This document describes a conservative guideline for capacity planning of Tetrate Service Bridge (TSB) in Management and Control planes.
These parameters apply to production installations: TSB will run with minimal resources if you are using a demo-like environment.
The resource provisioning guidelines described in this document are very conservative.
Also please be aware that the resource provisioning described in this document are applicable to vertical resource scaling. Multiple replicas of the same TSB components do not share the load with each other, and therefore you cannot expect the combined resources from multiple components to have the same effect.
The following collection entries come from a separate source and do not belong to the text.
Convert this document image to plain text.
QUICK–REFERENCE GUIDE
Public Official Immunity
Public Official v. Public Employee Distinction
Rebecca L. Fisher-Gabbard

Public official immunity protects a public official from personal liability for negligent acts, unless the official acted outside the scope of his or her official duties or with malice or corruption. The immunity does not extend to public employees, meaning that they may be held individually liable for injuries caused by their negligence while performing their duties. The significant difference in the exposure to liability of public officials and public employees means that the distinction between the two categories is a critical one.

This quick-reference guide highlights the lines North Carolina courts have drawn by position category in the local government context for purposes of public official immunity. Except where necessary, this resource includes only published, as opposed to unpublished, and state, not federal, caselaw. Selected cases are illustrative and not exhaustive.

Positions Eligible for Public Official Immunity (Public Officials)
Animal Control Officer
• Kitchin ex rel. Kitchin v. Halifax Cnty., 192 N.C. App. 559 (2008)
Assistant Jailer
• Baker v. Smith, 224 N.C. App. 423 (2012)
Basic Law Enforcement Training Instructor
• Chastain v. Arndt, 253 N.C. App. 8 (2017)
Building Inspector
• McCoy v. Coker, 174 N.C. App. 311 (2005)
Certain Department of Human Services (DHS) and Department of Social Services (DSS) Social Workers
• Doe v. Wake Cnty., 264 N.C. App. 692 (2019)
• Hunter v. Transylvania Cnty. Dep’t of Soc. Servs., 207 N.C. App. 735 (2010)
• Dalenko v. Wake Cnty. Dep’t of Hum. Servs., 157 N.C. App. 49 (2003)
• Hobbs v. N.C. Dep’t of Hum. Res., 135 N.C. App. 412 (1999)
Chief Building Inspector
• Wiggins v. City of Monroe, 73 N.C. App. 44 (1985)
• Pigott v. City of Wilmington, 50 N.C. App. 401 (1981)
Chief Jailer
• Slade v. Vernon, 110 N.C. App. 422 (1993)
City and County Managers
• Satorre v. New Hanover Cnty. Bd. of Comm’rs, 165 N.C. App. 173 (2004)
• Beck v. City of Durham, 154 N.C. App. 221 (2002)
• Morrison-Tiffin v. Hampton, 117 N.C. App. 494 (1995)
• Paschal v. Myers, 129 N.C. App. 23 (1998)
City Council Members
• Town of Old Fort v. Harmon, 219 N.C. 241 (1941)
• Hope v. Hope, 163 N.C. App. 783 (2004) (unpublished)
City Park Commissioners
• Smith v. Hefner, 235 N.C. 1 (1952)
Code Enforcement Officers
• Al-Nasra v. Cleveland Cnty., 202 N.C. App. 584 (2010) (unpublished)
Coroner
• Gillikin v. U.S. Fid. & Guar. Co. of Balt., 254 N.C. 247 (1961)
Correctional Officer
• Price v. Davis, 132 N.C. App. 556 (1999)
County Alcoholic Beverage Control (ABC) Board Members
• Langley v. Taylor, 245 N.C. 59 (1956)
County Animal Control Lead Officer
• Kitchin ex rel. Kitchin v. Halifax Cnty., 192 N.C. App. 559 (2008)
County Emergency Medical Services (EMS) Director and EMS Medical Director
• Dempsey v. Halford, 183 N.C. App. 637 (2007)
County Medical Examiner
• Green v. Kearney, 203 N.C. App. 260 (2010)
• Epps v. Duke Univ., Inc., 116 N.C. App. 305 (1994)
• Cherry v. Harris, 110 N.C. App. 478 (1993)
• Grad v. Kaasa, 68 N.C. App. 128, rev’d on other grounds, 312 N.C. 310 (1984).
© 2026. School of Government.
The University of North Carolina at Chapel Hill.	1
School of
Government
Replicas of TSB components should only be used for high availability purposes only.
Recommended baseline production installation resource requirements
For a baseline installation of TSB with 1 registered cluster and 1 deployed service within that cluster, the following resources are recommended.
To reiterate, the amount of memory described below are very conservative. Also, the actual performance given by the number of vCPUs tend to fluctuate depending on your underlying infrastructure. You are advised to verify the results in your environment.
|Component||vCPU #||Memory MiB|
|TSB server (Management Plane) 1||2||512|
|XCP Central Components 2||2||128|
1 Including the Kubernetes operator and persistent data
2 Including the Kubernetes operator.
Recommended scaling resource parameters
The TSB stack is mostly CPU-bound. Additional clusters registered with TSB via XCP increase the CPU utilization by ~4%.
The effect of additional registered clusters or additional deployed workload services on memory utilisation is almost negligible. Likewise, the effect of additional clusters or workloads on resource consumption of the majority of TSB components is mostly negligible, with the notable exceptions of TSB, XCP Central component, TSB UI and IAM.
Components that are part of the visibility stack (e.g. OTel/Zipkin, etc.) have their resource utilisation driven by requests, thus the resource scaling should follow the user request rate statistics. As a general rule of thumb, more than 1 vCPU is preferred. It is also important to notice that the visibility stack performance is largely bound by Elasticsearch performance.
Thus, we recommend vertically scaling the components by 1 vCPU for a number of deployed workflows:
Besides OAP, All components don't require any resource adjustment. Those components are architectured and tested to support very large clusters.
OAP in Management plane requires extra CPU and Memory ~ 100 millicores of CPU and 1024 MiB of RAM per every 1000 services. E.g. 4000 services aggregated in TSB Management Plane from all TSB clusters would require approximately 400 millicores of CPU and 4096 MiB of RAM in total.